Bu oturumdan kimi bölümleri sizlere aktarmak istiyoruz: (Kısa videolarımızı ise önümüzdeki günlerde sizlerle paylaşacağımızı hatırlatmak isteriz.)
İnanç Dedebaş
- Publicis Groupe olarak dünyada 80 binden fazla çalışanımız var… 2017 yılında tüm dünyada ve Türkiye’de yeni yapılanma içine girdik. Bu süreç hala devam ediyor. Publicis One çatısı altında yeni organizasyon yapımızı oluşturduk.

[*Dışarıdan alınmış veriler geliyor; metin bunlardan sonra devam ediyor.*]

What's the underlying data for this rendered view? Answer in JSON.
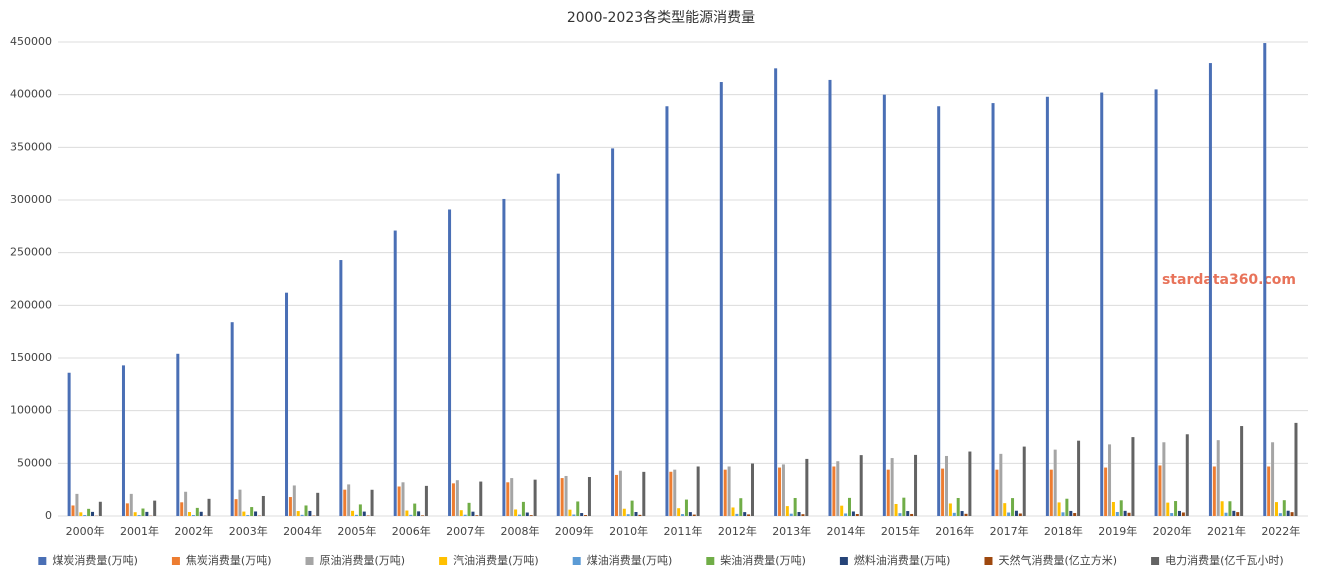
{
  "chart_data": {
    "type": "bar",
    "title": "2000-2023各类型能源消费量",
    "watermark": "stardata360.com",
    "categories": [
      "2000年",
      "2001年",
      "2002年",
      "2003年",
      "2004年",
      "2005年",
      "2006年",
      "2007年",
      "2008年",
      "2009年",
      "2010年",
      "2011年",
      "2012年",
      "2013年",
      "2014年",
      "2015年",
      "2016年",
      "2017年",
      "2018年",
      "2019年",
      "2020年",
      "2021年",
      "2022年"
    ],
    "ylim": [
      0,
      450000
    ],
    "yticks": [
      0,
      50000,
      100000,
      150000,
      200000,
      250000,
      300000,
      350000,
      400000,
      450000
    ],
    "grid": true,
    "legend": "bottom",
    "series": [
      {
        "name": "煤炭消费量(万吨)",
        "color": "#4a6fb5",
        "values": [
          136000,
          143000,
          154000,
          184000,
          212000,
          243000,
          271000,
          291000,
          301000,
          325000,
          349000,
          389000,
          412000,
          425000,
          414000,
          400000,
          389000,
          392000,
          398000,
          402000,
          405000,
          430000,
          449000
        ]
      },
      {
        "name": "焦炭消费量(万吨)",
        "color": "#ed7d31",
        "values": [
          10000,
          12000,
          13000,
          16000,
          18000,
          25000,
          28000,
          31000,
          32000,
          36000,
          39000,
          42000,
          44000,
          46000,
          47000,
          44000,
          45000,
          44000,
          44000,
          46000,
          48000,
          47000,
          47000
        ]
      },
      {
        "name": "原油消费量(万吨)",
        "color": "#a5a5a5",
        "values": [
          21000,
          21000,
          23000,
          25000,
          29000,
          30000,
          32000,
          34000,
          36000,
          38000,
          43000,
          44000,
          47000,
          49000,
          52000,
          55000,
          57000,
          59000,
          63000,
          68000,
          70000,
          72000,
          70000
        ]
      },
      {
        "name": "汽油消费量(万吨)",
        "color": "#ffc000",
        "values": [
          3500,
          3600,
          3800,
          4200,
          4700,
          4900,
          5200,
          5500,
          6200,
          6000,
          6900,
          7400,
          8100,
          9400,
          9800,
          11400,
          11900,
          12200,
          12900,
          13300,
          12700,
          14000,
          13200
        ]
      },
      {
        "name": "煤油消费量(万吨)",
        "color": "#5b9bd5",
        "values": [
          900,
          900,
          900,
          900,
          1100,
          1100,
          1100,
          1200,
          1300,
          1400,
          1700,
          1800,
          2000,
          2200,
          2400,
          2700,
          3000,
          3300,
          3500,
          3800,
          2800,
          3100,
          2700
        ]
      },
      {
        "name": "柴油消费量(万吨)",
        "color": "#70ad47",
        "values": [
          6800,
          7100,
          7700,
          8500,
          10000,
          11000,
          11800,
          12500,
          13400,
          13800,
          14600,
          15600,
          16900,
          17100,
          17200,
          17400,
          17100,
          17000,
          16400,
          14900,
          14200,
          14000,
          15000
        ]
      },
      {
        "name": "燃料油消费量(万吨)",
        "color": "#264478",
        "values": [
          3900,
          3900,
          4000,
          4300,
          4800,
          4200,
          4400,
          4100,
          3300,
          2800,
          3800,
          3700,
          3700,
          3800,
          4300,
          4700,
          4700,
          5000,
          4800,
          4900,
          4800,
          4900,
          5000
        ]
      },
      {
        "name": "天然气消费量(亿立方米)",
        "color": "#9e480e",
        "values": [
          245,
          274,
          292,
          339,
          397,
          467,
          573,
          705,
          813,
          895,
          1080,
          1341,
          1497,
          1705,
          1871,
          1932,
          2078,
          2393,
          2817,
          3060,
          3340,
          3690,
          3646
        ]
      },
      {
        "name": "电力消费量(亿千瓦小时)",
        "color": "#636363",
        "values": [
          13500,
          14600,
          16300,
          19000,
          22000,
          24900,
          28600,
          32700,
          34500,
          37000,
          41900,
          47000,
          49800,
          54200,
          57800,
          58000,
          61200,
          65900,
          71500,
          74900,
          77600,
          85400,
          88400
        ]
      }
    ]
  }
}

- Marcel şu an üzerinde çalıştığımız bir platform. Henüz lansmanını gerçekleştirmedik. Mayıs ayının sonunda Paris’te gerçekleştireceğimiz Viva Techology Konferansı‘nda lansmanı yapılacak. Bu sayede örneğin Japonya’daki bir brief ile İstanbul’daki bir çalışanımız da rahatlıkla ilgilenebilir hale gelecek veya farklı bir ülkedeki bir müşterimizin sorununa yönelik geliştirilen yaratıcı çözüme daha kolay ulaşabilir hale gelebileceğiz. Marcel, Publicis One içindeki öğrenme ve paylaşım sürecini çok daha iyi bir noktaya taşıyacak.
Yunus Güvenen
Bu beş maddeyi çok önemsiyorum:
- Fast Content: Artık mecralar eskisi gibi tüketilmiyor. Bir tane fikirle işi götüremiyorsunuz, tüketiciler içeriği farklı tüketiyor. Eski düşünme metotları artık geçerli değil. Üretilen içerikler çok hızlı tüketiliyor. Daha küçük küçük içeriklerle, farklı insan profillerine ayrı mesajlar iletebileceğiniz, farklı deneyimler yaşatabileceğiniz içerikler düşünmek gerek. Video formatını çok iyi anlamak gerekiyor. L’Oréal’in mesela bu alanda çok iyi çalışmaları var. Farklı saç profillerine ayrı içerikler ürettiler. Prodüksiyon süreçlerini ve formatları yeni nesil medya tüketimine adapte etmek gerekiyor. Bu konuda herkesin yeterli seviyede hazır olduğunu söyleyemem.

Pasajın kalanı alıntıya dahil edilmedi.